The signature shot was a 5-iron he purposely threw up into the wind on the par-3 17th and watched it land some 3 feet behind the hole. That gave him the lead over Stenson, and no one caught him.

Stenson, who tied for the lead with a two-putt birdie from just short of the 16th green, ballooned his tee shot on the 17th and was well short and to the right, leading to a bogey. Koepka was within one shot of the lead until the wind switched on him at the 15th and deposited his shot into a plugged lie in the bunker. He blasted out to the fringe and took three putts from 30 feet for double bogey.
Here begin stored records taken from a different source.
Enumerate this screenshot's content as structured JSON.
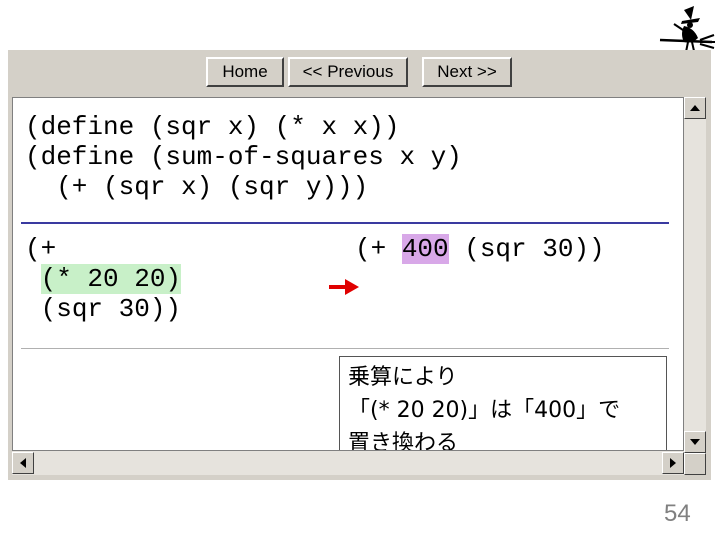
{
  "toolbar": {
    "home_label": "Home",
    "previous_label": "<< Previous",
    "next_label": "Next >>"
  },
  "code": {
    "line1": "(define (sqr x) (* x x))",
    "line2": "(define (sum-of-squares x y)",
    "line3": "  (+ (sqr x) (sqr y)))",
    "left_open": "(+",
    "left_expr": "(* 20 20)",
    "left_last": "(sqr 30))",
    "right_prefix": "(+ ",
    "right_value": "400",
    "right_suffix": " (sqr 30))"
  },
  "callout": {
    "line1": "乗算により",
    "line2": "「(* 20 20)」は「400」で",
    "line3": "置き換わる"
  },
  "page_number": "54",
  "colors": {
    "green_highlight": "#c8f0c8",
    "purple_highlight": "#d8a8e8",
    "arrow": "#e00000",
    "separator": "#3a3aa0"
  },
  "icons": {
    "logo": "witch-on-broom-icon",
    "arrow": "right-arrow-icon"
  }
}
Rose won for the first time since capturing the gold medal at the Olympics last summer in Rio de Janeiro. He now has won every year since 2010.

The HSBC Champions sure didn’t look like a tournament where he would keep that streak going, not when he was eight shots behind going into the final round against Johnson, who has been No. 1 in the world since running off three straight victories against strong fields in the spring.

Nothing went right for Johnson.

He made bogey on No. 1. He drove into the water on the par-5 second and had to scramble for bogey. Still, he made the turn at 15 under and had a three-shot lead, and he was driving it down the middle and long on every shot. He fell apart on the par-5 14th, when he chunked a short iron for his second shot and had to get up-and-down for par, bogeyed the 15th from the bunker, and then hooked an iron into deep rough on the 16th.

His flop shot was a yard short of being perfect. Instead, it went into a bunker and he made another bogey.

“That wind was blowing hard,” Stenson said. “On this golf course, if you hit the wrong shot at the wrong time, it’s going to penalize you. Certainly it penalized DJ a number of times today. That’s why he came back to the rest of us. I played pretty strong, and then I hit one bad shot with possible the wrong club on 17. That kind of ended my chances to win the golf tournament.”

Rose won his second World Golf Championships title — the other was at Doral in 2012 — and moved to No. 6 in the world. Johnson gets a month off to consider one that got away from him in an ugly manner.